EXCLUSIVE: Justice Dept. Agrees To Let DOGE Access Sensitive Immigration Case Data

Protesters outside the U.S. District Court for the District of Maryland during Kilmar Abrego García's hearing last month. (Caroline Gutman/For The Washington Post)

Representatives for the U.S. DOGE Service have received permission to access a highly sensitive Justice Department system that contains information including the addresses and case history for millions of legal and undocumented immigrants, according to documents obtained by The Washington Post.

The system — the Executive Office for Immigration Review’s Courts and Appeals System, or ECAS — is used to store records of immigrants who have interacted with the U.S. immigration system, detailing their name, any addresses, previous immigration-court testimony and any history of engagement with law enforcement, among other things. The Justice Department’s website states that “ECAS supports the full life cycle of an immigration case” by maintaining “all records and case-related documents in electronic format.”

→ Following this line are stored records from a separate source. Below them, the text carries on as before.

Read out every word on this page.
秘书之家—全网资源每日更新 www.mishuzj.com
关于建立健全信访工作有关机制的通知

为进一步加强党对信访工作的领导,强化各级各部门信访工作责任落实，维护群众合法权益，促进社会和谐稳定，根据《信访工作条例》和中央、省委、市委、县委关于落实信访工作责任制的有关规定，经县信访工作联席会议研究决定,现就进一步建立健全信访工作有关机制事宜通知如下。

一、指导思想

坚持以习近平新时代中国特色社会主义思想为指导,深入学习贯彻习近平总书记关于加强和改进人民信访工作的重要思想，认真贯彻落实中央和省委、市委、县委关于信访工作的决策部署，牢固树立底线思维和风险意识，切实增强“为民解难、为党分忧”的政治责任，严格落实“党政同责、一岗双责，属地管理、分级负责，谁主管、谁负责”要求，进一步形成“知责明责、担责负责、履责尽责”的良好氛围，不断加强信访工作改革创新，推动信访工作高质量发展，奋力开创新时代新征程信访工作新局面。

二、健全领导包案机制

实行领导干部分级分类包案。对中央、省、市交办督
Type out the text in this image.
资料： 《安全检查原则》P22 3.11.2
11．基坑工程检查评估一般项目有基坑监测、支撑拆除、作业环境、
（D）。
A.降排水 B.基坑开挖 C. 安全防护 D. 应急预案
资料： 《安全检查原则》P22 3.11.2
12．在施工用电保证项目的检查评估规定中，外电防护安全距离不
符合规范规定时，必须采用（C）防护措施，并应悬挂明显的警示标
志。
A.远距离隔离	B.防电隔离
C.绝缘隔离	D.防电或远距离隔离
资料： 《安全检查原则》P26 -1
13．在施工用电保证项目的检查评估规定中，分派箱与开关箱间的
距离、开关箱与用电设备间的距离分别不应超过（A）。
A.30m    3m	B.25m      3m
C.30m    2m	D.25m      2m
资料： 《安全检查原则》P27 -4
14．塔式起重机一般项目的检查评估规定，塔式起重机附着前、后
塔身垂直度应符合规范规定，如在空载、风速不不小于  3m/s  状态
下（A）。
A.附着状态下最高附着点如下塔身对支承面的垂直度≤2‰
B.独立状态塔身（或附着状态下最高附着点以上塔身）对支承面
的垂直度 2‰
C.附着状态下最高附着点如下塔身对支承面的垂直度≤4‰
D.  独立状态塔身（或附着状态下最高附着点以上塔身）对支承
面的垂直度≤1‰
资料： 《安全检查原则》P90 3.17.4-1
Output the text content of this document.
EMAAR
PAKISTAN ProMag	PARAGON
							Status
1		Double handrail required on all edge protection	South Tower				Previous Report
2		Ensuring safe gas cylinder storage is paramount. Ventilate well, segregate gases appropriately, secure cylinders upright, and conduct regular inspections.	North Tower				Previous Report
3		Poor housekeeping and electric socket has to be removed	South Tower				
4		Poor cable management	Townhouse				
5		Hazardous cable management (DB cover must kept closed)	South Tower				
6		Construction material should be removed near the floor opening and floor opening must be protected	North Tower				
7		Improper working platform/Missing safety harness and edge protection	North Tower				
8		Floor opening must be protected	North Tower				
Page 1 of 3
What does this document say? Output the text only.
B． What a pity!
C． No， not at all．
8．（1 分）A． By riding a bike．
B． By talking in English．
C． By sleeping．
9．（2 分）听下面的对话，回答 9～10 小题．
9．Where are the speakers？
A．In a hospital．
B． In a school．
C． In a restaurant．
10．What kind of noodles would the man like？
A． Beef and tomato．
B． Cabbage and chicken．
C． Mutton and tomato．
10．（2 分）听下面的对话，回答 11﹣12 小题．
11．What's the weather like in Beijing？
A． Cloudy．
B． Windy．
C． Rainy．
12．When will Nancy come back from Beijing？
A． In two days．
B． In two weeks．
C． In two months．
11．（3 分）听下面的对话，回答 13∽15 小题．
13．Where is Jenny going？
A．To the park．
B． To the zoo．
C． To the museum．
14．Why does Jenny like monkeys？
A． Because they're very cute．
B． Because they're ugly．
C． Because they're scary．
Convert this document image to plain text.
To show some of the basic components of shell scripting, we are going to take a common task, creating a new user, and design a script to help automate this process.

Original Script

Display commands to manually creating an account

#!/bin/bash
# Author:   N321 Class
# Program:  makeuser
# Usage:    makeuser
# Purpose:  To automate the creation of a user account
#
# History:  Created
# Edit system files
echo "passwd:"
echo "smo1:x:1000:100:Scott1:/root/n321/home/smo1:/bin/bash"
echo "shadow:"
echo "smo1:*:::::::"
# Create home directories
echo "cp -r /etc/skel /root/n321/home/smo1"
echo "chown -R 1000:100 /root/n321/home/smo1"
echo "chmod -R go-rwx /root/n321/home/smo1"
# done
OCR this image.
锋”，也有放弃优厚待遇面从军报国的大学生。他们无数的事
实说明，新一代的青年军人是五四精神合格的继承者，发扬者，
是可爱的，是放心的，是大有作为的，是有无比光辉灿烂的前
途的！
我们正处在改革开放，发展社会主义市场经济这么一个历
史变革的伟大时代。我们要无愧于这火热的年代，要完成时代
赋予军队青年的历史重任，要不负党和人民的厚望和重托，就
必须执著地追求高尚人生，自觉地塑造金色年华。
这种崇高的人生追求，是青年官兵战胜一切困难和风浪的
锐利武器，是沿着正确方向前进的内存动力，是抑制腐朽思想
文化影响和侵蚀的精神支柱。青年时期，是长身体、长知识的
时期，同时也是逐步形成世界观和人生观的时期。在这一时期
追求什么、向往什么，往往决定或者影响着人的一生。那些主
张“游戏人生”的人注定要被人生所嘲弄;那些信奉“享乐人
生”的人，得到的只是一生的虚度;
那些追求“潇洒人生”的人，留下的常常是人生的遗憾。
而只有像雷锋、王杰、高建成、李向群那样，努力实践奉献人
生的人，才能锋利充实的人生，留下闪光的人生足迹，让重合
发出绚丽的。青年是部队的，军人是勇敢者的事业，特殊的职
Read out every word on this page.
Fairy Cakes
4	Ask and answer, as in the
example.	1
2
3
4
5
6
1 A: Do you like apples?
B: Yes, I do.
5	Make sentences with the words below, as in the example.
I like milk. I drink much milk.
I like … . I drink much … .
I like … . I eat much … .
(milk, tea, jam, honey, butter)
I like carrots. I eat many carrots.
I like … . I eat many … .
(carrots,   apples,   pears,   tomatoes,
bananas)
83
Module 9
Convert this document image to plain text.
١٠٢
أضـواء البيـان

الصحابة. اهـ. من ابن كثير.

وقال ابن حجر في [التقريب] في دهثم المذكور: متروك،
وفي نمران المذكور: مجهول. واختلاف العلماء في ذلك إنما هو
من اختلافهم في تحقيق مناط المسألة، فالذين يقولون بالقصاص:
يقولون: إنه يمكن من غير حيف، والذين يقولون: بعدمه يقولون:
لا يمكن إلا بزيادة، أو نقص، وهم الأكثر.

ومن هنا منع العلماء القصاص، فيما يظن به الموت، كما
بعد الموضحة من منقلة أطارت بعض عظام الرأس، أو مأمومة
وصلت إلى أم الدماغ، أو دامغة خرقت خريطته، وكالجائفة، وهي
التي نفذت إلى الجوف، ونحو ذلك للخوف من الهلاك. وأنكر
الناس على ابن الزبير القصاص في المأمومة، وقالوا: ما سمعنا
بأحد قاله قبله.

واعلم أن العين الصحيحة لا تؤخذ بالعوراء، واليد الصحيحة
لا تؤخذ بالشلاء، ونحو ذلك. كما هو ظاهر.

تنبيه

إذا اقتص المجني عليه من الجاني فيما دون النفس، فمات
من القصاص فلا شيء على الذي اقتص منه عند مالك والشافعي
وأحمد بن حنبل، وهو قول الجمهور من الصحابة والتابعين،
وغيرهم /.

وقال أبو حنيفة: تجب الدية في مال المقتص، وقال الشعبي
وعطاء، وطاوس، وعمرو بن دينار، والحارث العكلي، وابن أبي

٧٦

A team of roughly a half-dozen DOGE “advisors” placed at the Justice Department won approval from senior officials at the agency on Friday to access the ECAS system, according to the documents reviewed by The Post.

Justice Department staff were instructed to begin preparing ECAS accounts for the DOGE team, the documents show, including former hedge fund staffer Adam Hoffman as well as Payton Rehling and Jon Koval, both of whom work at a private equity firm tied to Elon Musk. The team also includes Marko Elez, who resigned from the government in February after the Wall Street Journal linked him to a social media account that had made racist posts. He was rehired after Musk dismissed the significance of the posts.